Marienkirche, Mittelalterliche Kirche in Unterferrieden, Deutschland.
Die Filialkirche St. Maria ist eine einschiffige Steinkirche, die sich in Unterferrieden befindet und typische Merkmale der mittelalterlichen Bauweise aufweist. Das Gebäude besticht durch seine schlichte und solide Konstruktion, die für religiöse Zwecke errichtet wurde.

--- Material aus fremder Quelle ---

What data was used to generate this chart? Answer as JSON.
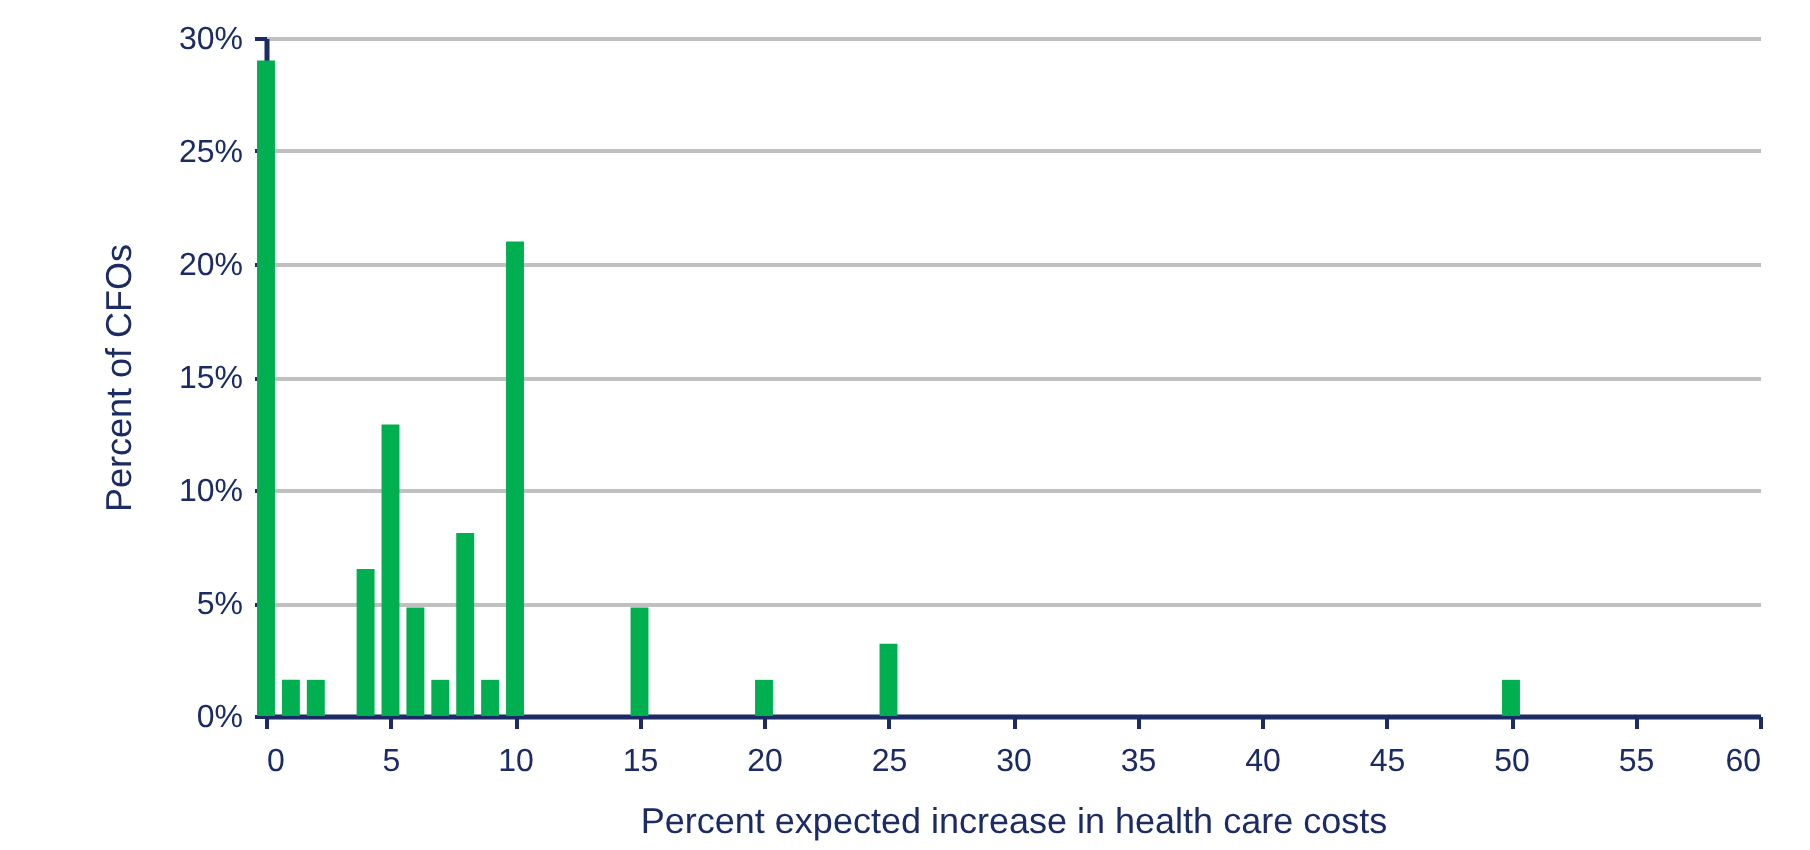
{
  "chart_data": {
    "type": "bar",
    "xlabel": "Percent expected increase in health care costs",
    "ylabel": "Percent of CFOs",
    "x": [
      0,
      1,
      2,
      4,
      5,
      6,
      7,
      8,
      9,
      10,
      15,
      20,
      25,
      50
    ],
    "values": [
      29.0,
      1.6,
      1.6,
      6.5,
      12.9,
      4.8,
      1.6,
      8.1,
      1.6,
      21.0,
      4.8,
      1.6,
      3.2,
      1.6
    ],
    "color": "#00b050",
    "xlim": [
      0,
      60
    ],
    "xticks": [
      0,
      5,
      10,
      15,
      20,
      25,
      30,
      35,
      40,
      45,
      50,
      55,
      60
    ],
    "ylim": [
      0,
      30
    ],
    "yticks": [
      {
        "value": 0,
        "label": "0%"
      },
      {
        "value": 5,
        "label": "5%"
      },
      {
        "value": 10,
        "label": "10%"
      },
      {
        "value": 15,
        "label": "15%"
      },
      {
        "value": 20,
        "label": "20%"
      },
      {
        "value": 25,
        "label": "25%"
      },
      {
        "value": 30,
        "label": "30%"
      }
    ],
    "grid": "y"
  }
}
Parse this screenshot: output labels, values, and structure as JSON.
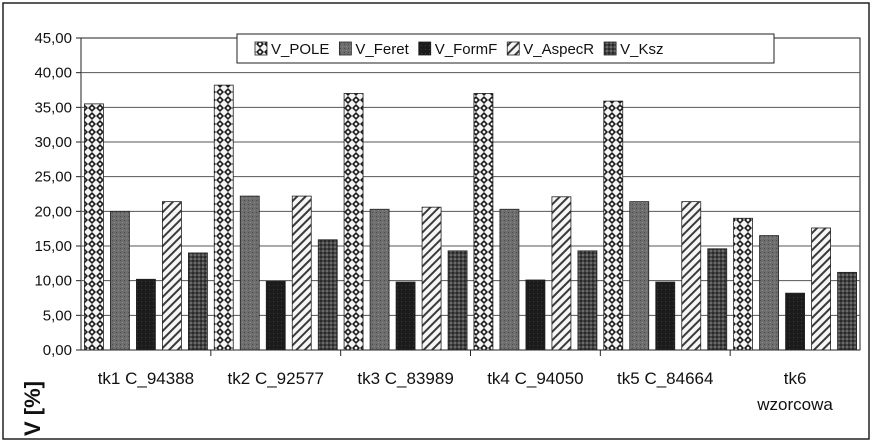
{
  "chart_data": {
    "type": "bar",
    "categories": [
      "tk1 C_94388",
      "tk2 C_92577",
      "tk3 C_83989",
      "tk4 C_94050",
      "tk5 C_84664",
      "tk6 wzorcowa"
    ],
    "category_lines": [
      [
        "tk1  C_94388"
      ],
      [
        "tk2  C_92577"
      ],
      [
        "tk3  C_83989"
      ],
      [
        "tk4  C_94050"
      ],
      [
        "tk5  C_84664"
      ],
      [
        "tk6",
        "wzorcowa"
      ]
    ],
    "series": [
      {
        "name": "V_POLE",
        "values": [
          35.5,
          38.2,
          37.0,
          37.0,
          35.9,
          19.0
        ],
        "pattern": "diamond"
      },
      {
        "name": "V_Feret",
        "values": [
          20.0,
          22.2,
          20.3,
          20.3,
          21.4,
          16.5
        ],
        "pattern": "gray"
      },
      {
        "name": "V_FormF",
        "values": [
          10.2,
          9.9,
          9.8,
          10.1,
          9.8,
          8.2
        ],
        "pattern": "dark"
      },
      {
        "name": "V_AspecR",
        "values": [
          21.4,
          22.2,
          20.6,
          22.1,
          21.4,
          17.6
        ],
        "pattern": "hatch"
      },
      {
        "name": "V_Ksz",
        "values": [
          14.0,
          15.9,
          14.3,
          14.3,
          14.6,
          11.2
        ],
        "pattern": "grid"
      }
    ],
    "ylabel": "V [%]",
    "ylim": [
      0,
      45
    ],
    "yticks": [
      "0,00",
      "5,00",
      "10,00",
      "15,00",
      "20,00",
      "25,00",
      "30,00",
      "35,00",
      "40,00",
      "45,00"
    ],
    "grid": true,
    "legend": "top-center"
  }
}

Das Gebäude stammt aus dem 13. Jahrhundert und gehört zu den mittelalterlichen religiösen Strukturen der Region Nürnberger Land. Seine lange Existenz zeigt, wie wichtig solche Orte für die Entwicklung der ländlichen Gemeinschaft waren.
Die Kirche ist nach Maria benannt und spielt seit Jahrhunderten eine Rolle im Leben der Gemeinde Unterferrieden. Sie bleibt ein Ort, an dem lokale Traditionen und religiöse Bräuche gelebt werden.
Das Gebäude steht unter Denkmalschutz und wird regelmäßig gewartet, um seine Struktur zu bewahren. Besucher sollten beachten, dass dies eine aktiv genutzte Kapelle ist und die Zugänglichkeit von den Öffnungszeiten und laufenden Gottesdiensten abhängt.
Das Gebäude ist Teil eines Bodendenkmals, eines archäologischen Fundplatzes, der besondere historische Lagerstätten enthält. Dies bedeutet, dass der Untergrund rund um die Kirche wissenschaftliche Bedeutung hat und zum Verständnis der frühen Siedlungsgeschichte beiträgt.